Dropbox lays off 315 people
Dropbox laid off 11% of its global workforce, which comes to 315 people affected. In an email to employees, CEO Drew Houston said the company simply doesn’t need as much in-office support due to the shift to remote work, “so we’re scaling back that investment and redeploying those resources to drive our ambitious product roadmap.
In the note, Houston said the changes will make Dropbox more efficient and nimble this year.
Apple launches racial justice and equity programs
Apple unveiled a few key projects as part of its $100 million commitment to racial equity and justice.
The first is a $25 million investment in the Propel Center, an innovation and learning hub for HBCUS. As part of the investment into the Propel Center, Apple employees will help to develop the curriculum and offer mentorship to students.
In Detroit, Apple will launch a developer academy for young Black entrepreneurs in collaboration with Michigan State University. In all, Apple hopes to reach 1,000 students per year in Detroit.
Additionally, Apple invested $10 million in VC firm Harlem Capital, $25 million in Siebert Williams Shank’s Clear Vision Impact Fund and donated an undisclosed amount to the King Center.

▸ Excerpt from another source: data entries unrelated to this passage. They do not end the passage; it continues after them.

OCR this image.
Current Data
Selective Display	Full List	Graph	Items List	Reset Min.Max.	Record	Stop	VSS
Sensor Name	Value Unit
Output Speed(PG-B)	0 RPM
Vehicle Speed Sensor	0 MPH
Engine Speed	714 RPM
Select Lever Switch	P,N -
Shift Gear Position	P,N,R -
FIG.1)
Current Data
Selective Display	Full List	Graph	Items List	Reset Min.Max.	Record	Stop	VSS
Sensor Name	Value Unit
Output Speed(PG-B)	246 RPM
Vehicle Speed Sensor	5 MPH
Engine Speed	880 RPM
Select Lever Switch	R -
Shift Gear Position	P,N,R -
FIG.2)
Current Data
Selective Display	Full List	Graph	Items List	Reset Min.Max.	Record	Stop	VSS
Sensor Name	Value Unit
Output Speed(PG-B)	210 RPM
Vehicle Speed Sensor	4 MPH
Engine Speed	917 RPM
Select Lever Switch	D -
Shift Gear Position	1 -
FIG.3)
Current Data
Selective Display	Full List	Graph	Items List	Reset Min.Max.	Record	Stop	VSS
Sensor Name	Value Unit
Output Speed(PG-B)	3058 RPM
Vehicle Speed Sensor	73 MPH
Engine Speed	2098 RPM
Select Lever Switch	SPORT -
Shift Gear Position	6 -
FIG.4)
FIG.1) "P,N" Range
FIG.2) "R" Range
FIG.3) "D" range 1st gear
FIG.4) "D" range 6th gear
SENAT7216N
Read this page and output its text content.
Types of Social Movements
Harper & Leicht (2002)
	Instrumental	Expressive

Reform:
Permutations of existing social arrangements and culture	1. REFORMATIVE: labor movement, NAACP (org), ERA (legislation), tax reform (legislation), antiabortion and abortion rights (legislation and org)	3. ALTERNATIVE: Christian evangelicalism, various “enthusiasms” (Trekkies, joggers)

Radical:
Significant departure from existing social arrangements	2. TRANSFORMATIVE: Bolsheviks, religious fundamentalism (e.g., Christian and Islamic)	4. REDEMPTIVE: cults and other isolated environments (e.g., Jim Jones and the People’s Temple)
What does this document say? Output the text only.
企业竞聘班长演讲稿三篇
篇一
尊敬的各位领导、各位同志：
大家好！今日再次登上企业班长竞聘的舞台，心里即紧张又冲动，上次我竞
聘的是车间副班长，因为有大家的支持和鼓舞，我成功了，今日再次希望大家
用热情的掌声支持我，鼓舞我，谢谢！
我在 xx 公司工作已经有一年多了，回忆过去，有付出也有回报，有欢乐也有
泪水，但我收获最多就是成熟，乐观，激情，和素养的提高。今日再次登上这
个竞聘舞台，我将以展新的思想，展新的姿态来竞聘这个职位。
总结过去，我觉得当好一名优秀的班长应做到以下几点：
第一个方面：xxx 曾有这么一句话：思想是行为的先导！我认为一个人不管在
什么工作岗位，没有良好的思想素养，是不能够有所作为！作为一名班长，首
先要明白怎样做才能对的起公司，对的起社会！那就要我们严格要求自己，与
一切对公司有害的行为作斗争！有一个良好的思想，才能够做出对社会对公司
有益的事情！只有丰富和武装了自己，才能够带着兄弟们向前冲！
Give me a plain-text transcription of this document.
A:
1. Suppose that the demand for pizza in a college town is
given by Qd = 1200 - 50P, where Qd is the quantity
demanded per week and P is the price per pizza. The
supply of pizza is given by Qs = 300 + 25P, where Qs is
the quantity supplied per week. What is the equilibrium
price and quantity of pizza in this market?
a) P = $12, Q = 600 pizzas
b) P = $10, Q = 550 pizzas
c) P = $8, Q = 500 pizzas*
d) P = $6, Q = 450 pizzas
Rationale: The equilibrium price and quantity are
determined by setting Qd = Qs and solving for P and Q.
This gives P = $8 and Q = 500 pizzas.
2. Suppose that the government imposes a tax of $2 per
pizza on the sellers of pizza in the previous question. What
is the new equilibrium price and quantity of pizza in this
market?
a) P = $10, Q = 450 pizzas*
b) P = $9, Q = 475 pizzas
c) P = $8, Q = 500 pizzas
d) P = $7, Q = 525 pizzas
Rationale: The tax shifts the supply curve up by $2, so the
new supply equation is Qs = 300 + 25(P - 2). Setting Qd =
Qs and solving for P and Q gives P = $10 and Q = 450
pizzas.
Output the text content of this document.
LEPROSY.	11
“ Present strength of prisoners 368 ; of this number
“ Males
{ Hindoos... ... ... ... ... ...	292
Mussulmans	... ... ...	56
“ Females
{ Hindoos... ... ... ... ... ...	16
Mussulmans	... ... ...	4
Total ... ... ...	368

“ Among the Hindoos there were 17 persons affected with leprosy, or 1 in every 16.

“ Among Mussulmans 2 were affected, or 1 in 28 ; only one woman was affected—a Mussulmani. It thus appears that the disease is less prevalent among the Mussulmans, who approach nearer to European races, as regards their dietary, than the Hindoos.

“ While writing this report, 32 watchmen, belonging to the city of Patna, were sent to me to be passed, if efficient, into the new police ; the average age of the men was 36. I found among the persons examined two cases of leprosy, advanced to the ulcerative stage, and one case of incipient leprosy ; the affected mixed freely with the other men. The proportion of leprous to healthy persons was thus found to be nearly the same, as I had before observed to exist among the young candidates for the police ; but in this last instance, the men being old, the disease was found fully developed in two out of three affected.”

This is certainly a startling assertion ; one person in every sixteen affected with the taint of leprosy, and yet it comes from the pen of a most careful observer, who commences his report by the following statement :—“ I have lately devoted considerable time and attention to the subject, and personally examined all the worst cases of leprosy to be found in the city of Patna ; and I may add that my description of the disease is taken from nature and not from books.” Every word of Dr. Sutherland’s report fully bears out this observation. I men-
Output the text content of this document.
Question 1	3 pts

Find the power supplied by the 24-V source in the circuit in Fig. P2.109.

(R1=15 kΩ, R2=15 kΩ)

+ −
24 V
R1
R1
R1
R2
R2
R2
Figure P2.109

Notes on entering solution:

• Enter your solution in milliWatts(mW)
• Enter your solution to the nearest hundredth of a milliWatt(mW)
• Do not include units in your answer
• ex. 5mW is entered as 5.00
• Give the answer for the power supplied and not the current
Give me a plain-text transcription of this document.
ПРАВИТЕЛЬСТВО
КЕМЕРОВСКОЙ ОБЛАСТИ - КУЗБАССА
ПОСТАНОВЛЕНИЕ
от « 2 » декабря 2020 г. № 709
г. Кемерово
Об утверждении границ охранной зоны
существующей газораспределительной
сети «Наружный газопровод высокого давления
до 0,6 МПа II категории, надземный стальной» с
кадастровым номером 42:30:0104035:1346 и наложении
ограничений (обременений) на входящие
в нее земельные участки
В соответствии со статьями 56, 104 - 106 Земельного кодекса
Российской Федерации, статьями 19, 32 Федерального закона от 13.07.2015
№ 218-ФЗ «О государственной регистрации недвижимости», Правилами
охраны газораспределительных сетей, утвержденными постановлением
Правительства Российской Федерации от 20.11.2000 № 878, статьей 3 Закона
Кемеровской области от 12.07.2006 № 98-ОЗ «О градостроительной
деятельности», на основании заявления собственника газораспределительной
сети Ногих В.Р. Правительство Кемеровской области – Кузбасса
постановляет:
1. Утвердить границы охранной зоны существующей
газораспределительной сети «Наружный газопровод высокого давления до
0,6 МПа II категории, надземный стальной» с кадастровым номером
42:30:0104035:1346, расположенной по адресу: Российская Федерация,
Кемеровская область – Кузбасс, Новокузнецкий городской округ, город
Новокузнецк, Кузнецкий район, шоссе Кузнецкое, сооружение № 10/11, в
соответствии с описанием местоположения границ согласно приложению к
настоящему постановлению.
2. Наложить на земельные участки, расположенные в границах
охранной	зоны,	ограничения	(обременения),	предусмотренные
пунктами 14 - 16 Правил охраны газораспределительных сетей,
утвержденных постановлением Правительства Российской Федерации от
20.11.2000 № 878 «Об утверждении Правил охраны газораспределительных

Amazon warehouse workers scheduled to vote on union starting next month
The National Labor Relations Board has scheduled a mail-in voting process for Amazon warehouse workers in Bessemer, Alabama to begin on February 8 and end March 29. Workers at the facility will decide whether to join the Retail, Wholesale and Department Store Union. The bargaining unit includes about 6,000 workers, including hourly full-time and regular part-time fulfillment workers, as well as the hundreds of Amazon’s seasonal workers among others.